I began like most of and have grow to the point of regularly going out with my wife as girl friends. When I first started going out I would always be read by several people (I was still wearing the same clothes I had at with all the blonde wig, high heels, and bright red lipstick. Finally with my wife and other girlfriends that were more experienced, I caught on. Unless, you really look feminine and have the voice, figure, and moves of a women; you should dress not to be noticied. Even if you do have the looks, start out slow and learn the moves a women makes, I spent quite a few hours just sitting in the mall taking notes. Finally when I was in my 30-40's it all came together and I could go anywhere I wished and was never read even by neighbors, relatives, friends that I would encouter various places. I didn't make it a point to be "in their face" though. When my wife and I go out we are usually at our other house where the few people thatnwe do know, know me as Donna and I dress all the time there.
All of this is to let you know where I have been and where I have gone, not to different from many of you. Here is the point of this article, I no longer dress, I have gotten rid of all my stuff. severed all ties with my old girl friends, dropped out of Tri- ess. Well this is not new is it we all purge from time to time. The difference is I had not purged in over 40 years and then it was only a few things. This "purge" was of a complete women's wardrobe with all the extras, three matching wigs that were brown with a little grey, you get the idea. This all happened about a year and a half ago. For the previous 20 years I had lived with my wife as a women 80% of the time. Only wearing male clothes when she and I would go out together locally, shopping, church, visiting friends, etc.

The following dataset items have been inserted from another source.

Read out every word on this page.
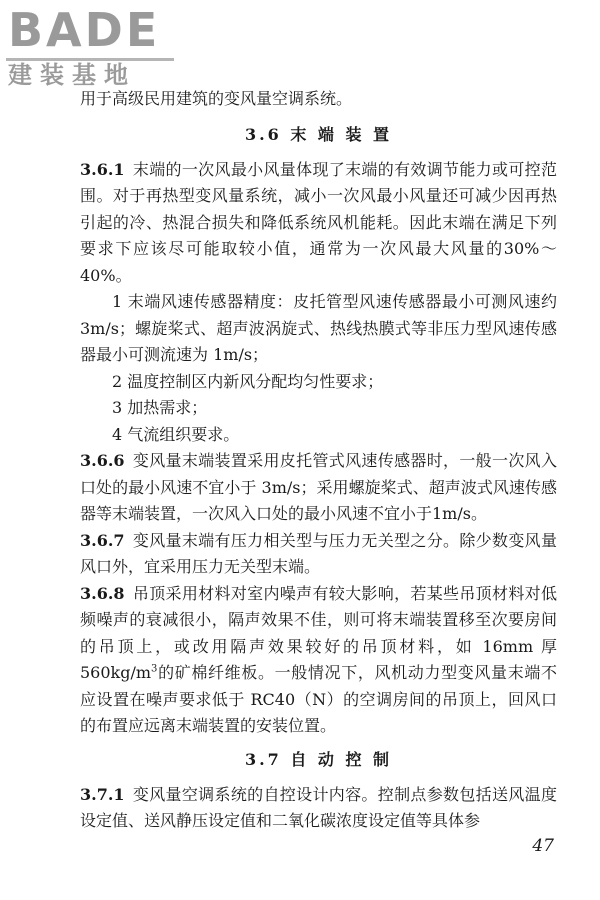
BADE
建装基地

用于高级民用建筑的变风量空调系统。

3.6 末 端 装 置

3.6.1 末端的一次风最小风量体现了末端的有效调节能力或可控范围。对于再热型变风量系统，减小一次风最小风量还可减少因再热引起的冷、热混合损失和降低系统风机能耗。因此末端在满足下列要求下应该尽可能取较小值，通常为一次风最大风量的30%～40%。

1 末端风速传感器精度：皮托管型风速传感器最小可测风速约 3m/s；螺旋桨式、超声波涡旋式、热线热膜式等非压力型风速传感器最小可测流速为 1m/s；

2 温度控制区内新风分配均匀性要求；

3 加热需求；

4 气流组织要求。

3.6.6 变风量末端装置采用皮托管式风速传感器时，一般一次风入口处的最小风速不宜小于 3m/s；采用螺旋桨式、超声波式风速传感器等末端装置，一次风入口处的最小风速不宜小于1m/s。

3.6.7 变风量末端有压力相关型与压力无关型之分。除少数变风量风口外，宜采用压力无关型末端。

3.6.8 吊顶采用材料对室内噪声有较大影响，若某些吊顶材料对低频噪声的衰减很小，隔声效果不佳，则可将末端装置移至次要房间的吊顶上，或改用隔声效果较好的吊顶材料，如 16mm 厚 $560kg/m^3$的矿棉纤维板。一般情况下，风机动力型变风量末端不应设置在噪声要求低于 RC40（N）的空调房间的吊顶上，回风口的布置应远离末端装置的安装位置。

3.7 自 动 控 制

3.7.1 变风量空调系统的自控设计内容。控制点参数包括送风温度设定值、送风静压设定值和二氧化碳浓度设定值等具体参

47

So what happened, why did I change how I felt? I really didn't all together change. I still have some of the old feelings. Over a period of two years, very slowly it just got to be not worth all the trouble to be a women. Being a full time women is hard. Putting on the make up every day and then taking it off every night and then going through my facial routine every night, shaving not only my face under arms but also waxing my legs, manicures pedicures, polish and the having to take it off when I was out as a man. Keeping my wigs cleaned and styled. Well you get the picture. Over a period of time it just was not as much fun as it use to be. Most noticable was a like of desire for the feel, smell, taste, and sight of myself in the mirror. I know that many of us (yes I still consider myself a CD) continue into old age dressing. But what happened to me. My Testosterone levels dropped very low and even now that I have them back up to normal levels with self injections, I still don't want to go back. I have also experienced this a number of years ago when I attempted to mimic pregency with various hormones and various levels to see if (1) I could increase the size of my breast, and (2) If I could start lactating and how much. Both happened and I even was able to experience breast feeding an infant, my granddaughter and on another occassion another baby we were sitting for. But that is another story,if your interested write me.
What I believe happened was during the periods my Testosterone was low and therefore my estrogen/progesterone (both women and men have all three of the above hormones, they just vary in amount) were therefore unopposed, and they increased normally.
What I believe is that the reduced Testosterone affected my feelings as a man and reduced my need for crossdressing. Why did the increase in female hormone levels not increase my CD feelings or perhaps make me feel more like a Transsexual/ transgendered. Has anyone else experienced this or have any ideas as to why?